The emergence of standards in any technical field shows that the time of unique start-up solutions is coming to an end. Today these solutions are gradually being replaced by an industrial approach. New players are stepping in, they are not eager to take part in terminology controversy, but they would like to build rapport with partners and open their business to new consumers with whom they can speak a common language. That was the case with Big Data – a set of emerging technologies that for several years were just a point on Gartner’s Hype Cycle and then suddenly dropped off in 2015. Considerable speculation on this theme led to a popular opinion that we had seen an outbreak of a new marketing term that disappeared together with the invested money. However, professionals explained it in a different way: Big Data moved rapidly beyond Gartner’s Hype Cycle and settled down firmly in the industry. To prove this fact, we will try to analyze recent standardized documents, that is standards and recommendations that regulate currents relations in the Big Data business.
In 2015 the first standardization documents in Big Data were issued, and that was NIST Special Publication 1500 under the title NIST Big Data Interoperability Framework in seven volumes: Definitions, Big Data Taxonomies, Use Cases and General Requirements, Security and Privacy, Architectures White Paper Survey, Reference Architecture, Standards Roadmap. ISO/IEC (International Organization for Standardization and International Electrotechnical Commission) began working on the standards in 2016. As a result, Joint Technical Committee ISO/IEC JTC 1, Information Technology developed the following standard: ISO/IEC CD 20546 – Information Technology – Big Data – Overview and Vocabulary. Besides, the committee outlined such standard as ISO/IEC TR 20547 Information Technology – Big Data Reference Architecture – Part 1: Framework and Application Process, Part 2: Use Cases and Derived Requirements. In 2013 ITU (International Telecommunication Union) first issued ITU-T Technology Watch Report under the title Big Data: Big Today, Normal Tomorrow and in 2015 the first recommendation known as ITU-T Y.3600 Big Data – Cloud Computing Based Requirements and Capabilities.
In all these documents, Big Data was described from an engineering perspective alternatively to a frequently cited publication by Danah Boyd and Kate Crawford who defined “Big Data as a socio-technical phenomenon”. Now the conversation between customers and developers can rely on a general definition based on multiplicity of v’s that semantically is identical in all standardized documents (Big Data consists of extensive datasets – primarily in the characteristics of volume, variety, velocity, and/or variability – that require a scalable architecture for efficient storage, manipulation, and analysis). Big Data focuses on the self-referencing viewpoint that data is big because it requires scalable systems to handle it. The ITU recommendation defines Big Data as a paradigm for enabling the collection, storage, management, analysis and visualization, potentially under real-time constraints, of extensive datasets with heterogeneous characteristics. (NOTE – Examples of datasets characteristics include high-volume, high-velocity, high-variety, etc.).
The major achievement of standardization in the field of Big Data is the introduction of Big Data reference architecture. It is comprised of a number of actors who perform specific roles and responsibilities in Big Data projects: a Data Provider, Data Consumer, System Orchestrator, Big Data Application Provider (data mining, analytics, preparation, visualization, and access control), Big Data Framework Provider (infrastructure, platform, processing, messaging and communication system, resource management).
Having quite a detailed description of each role, a project manager can effectively distribute work between people and partner organizations. A base model has a visual graphic form that allows using it as a template when high-level Big Data system designing is required. Within the regulatory documents, NIST and ISO/IEC have provided a highly detailed overview of the popular use cases where Big Data is a key for the implementation process. Such an overview enables highlighting the basic requirements to Big Data processing systems, which is very useful when positioning specific projects. If we take a look at the main application fields of Big Data today, we can group the following use cases:
It is clear that Big Data standards correlate with a number of other IT standards and recommendations adopted by various international organizations, thus representing future directions of standardization in this field.
Obviously, the purpose of standards development is their application in future.
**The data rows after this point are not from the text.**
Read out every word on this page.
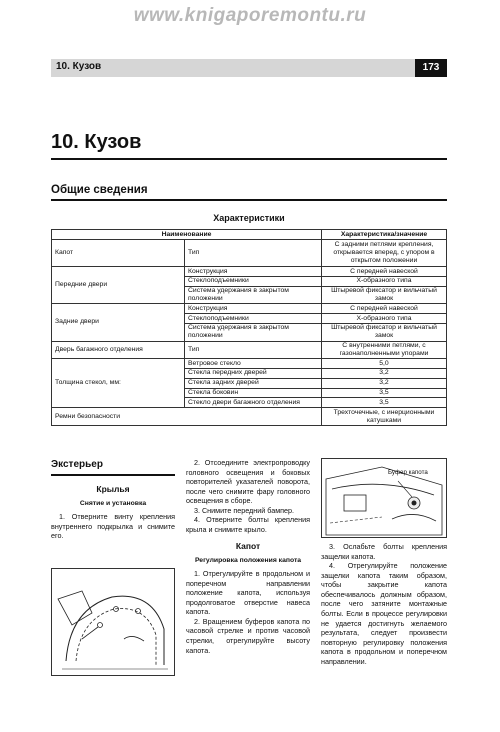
www.knigaporemontu.ru
10. Кузов	173
10. Кузов
Общие сведения
Характеристики
Наименование		Характеристика/значение
Капот	Тип	С задними петлями крепления, открывается вперед, с упором в открытом положении
Передние двери	Конструкция	С передней навеской
	Стеклоподъемники	Х-образного типа
	Система удержания в закрытом положении	Штыревой фиксатор и вильчатый замок
Задние двери	Конструкция	С передней навеской
	Стеклоподъемники	Х-образного типа
	Система удержания в закрытом положении	Штыревой фиксатор и вильчатый замок
Дверь багажного отделения	Тип	С внутренними петлями, с газонаполненными упорами
Толщина стекол, мм:	Ветровое стекло	5,0
	Стекла передних дверей	3,2
	Стекла задних дверей	3,2
	Стекла боковин	3,5
	Стекло двери багажного отделения	3,5
Ремни безопасности		Трехточечные, с инерционными катушками
Экстерьер
Крылья
Снятие и установка

1. Отверните винту крепления внутреннего подкрылка и снимите его.

2. Отсоедините электропроводку головного освещения и боковых повторителей указателей поворота, после чего снимите фару головного освещения в сборе.

3. Снимите передний бампер.

4. Отверните болты крепления крыла и снимите крыло.

Капот
Регулировка положения капота

1. Отрегулируйте в продольном и поперечном направлении положение капота, используя продолговатое отверстие навеса капота.

2. Вращением буферов капота по часовой стрелке и против часовой стрелки, отрегулируйте высоту капота.

Буфер капота

3. Ослабьте болты крепления защелки капота.

4. Отрегулируйте положение защелки капота таким образом, чтобы закрытие капота обеспечивалось должным образом, после чего затяните монтажные болты. Если в процессе регулировки не удается достигнуть желаемого результата, следует произвести повторную регулировку положения капота в продольном и поперечном направлении.
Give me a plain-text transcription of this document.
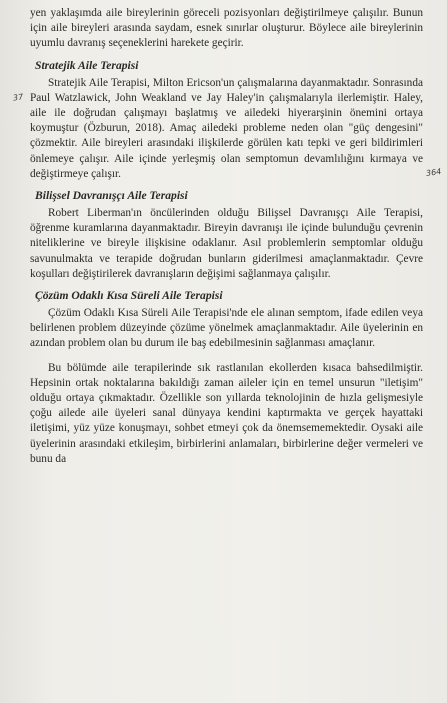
yen yaklaşımda aile bireylerinin göreceli pozisyonları değiştirilmeye çalışılır. Bunun için aile bireyleri arasında saydam, esnek sınırlar oluşturur. Böylece aile bireylerinin uyumlu davranış seçeneklerini harekete geçirir.

Stratejik Aile Terapisi

Stratejik Aile Terapisi, Milton Ericson'un çalışmalarına dayanmaktadır. Sonrasında Paul Watzlawick, John Weakland ve Jay Haley'in çalışmalarıyla ilerlemiştir. Haley, aile ile doğrudan çalışmayı başlatmış ve ailedeki hiyerarşinin önemini ortaya koymuştur (Özburun, 2018). Amaç ailedeki probleme neden olan "güç dengesini" çözmektir. Aile bireyleri arasındaki ilişkilerde görülen katı tepki ve geri bildirimleri önlemeye çalışır. Aile içinde yerleşmiş olan semptomun devamlılığını kırmaya ve değiştirmeye çalışır.

Bilişsel Davranışçı Aile Terapisi

Robert Liberman'ın öncülerinden olduğu Bilişsel Davranışçı Aile Terapisi, öğrenme kuramlarına dayanmaktadır. Bireyin davranışı ile içinde bulunduğu çevrenin niteliklerine ve bireyle ilişkisine odaklanır. Asıl problemlerin semptomlar olduğu savunulmakta ve terapide doğrudan bunların giderilmesi amaçlanmaktadır. Çevre koşulları değiştirilerek davranışların değişimi sağlanmaya çalışılır.

Çözüm Odaklı Kısa Süreli Aile Terapisi

Çözüm Odaklı Kısa Süreli Aile Terapisi'nde ele alınan semptom, ifade edilen veya belirlenen problem düzeyinde çözüme yönelmek amaçlanmaktadır. Aile üyelerinin en azından problem olan bu durum ile baş edebilmesinin sağlanması amaçlanır.

Bu bölümde aile terapilerinde sık rastlanılan ekollerden kısaca bahsedilmiştir. Hepsinin ortak noktalarına bakıldığı zaman aileler için en temel unsurun "iletişim" olduğu ortaya çıkmaktadır. Özellikle son yıllarda teknolojinin de hızla gelişmesiyle çoğu ailede aile üyeleri sanal dünyaya kendini kaptırmakta ve gerçek hayattaki iletişimi, yüz yüze konuşmayı, sohbet etmeyi çok da önemsememektedir. Oysaki aile üyelerinin arasındaki etkileşim, birbirlerini anlamaları, birbirlerine değer vermeleri ve bunu da

37
364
Quite often the advantage of using standards is not evident at the early stages of their emergence. However, we can recall the publication of ISO/OSI Reference Model (ISO 7498, ITU-T X/200) that helped the developers` community to gain complete understanding of network systems, and for many years it has been serving as a basis for maintaining a competitive software and network equipment market. A set of more detailed standards for separate model components was developed, and as a result, adherence to these standards allowed vendors to provide interaction between huge networks, and software manufacturers- to modernize networks without involvement of physical equipment. Thus, the Big Data industry has a great potential, and the emergence of standards will boost its development in the coming years.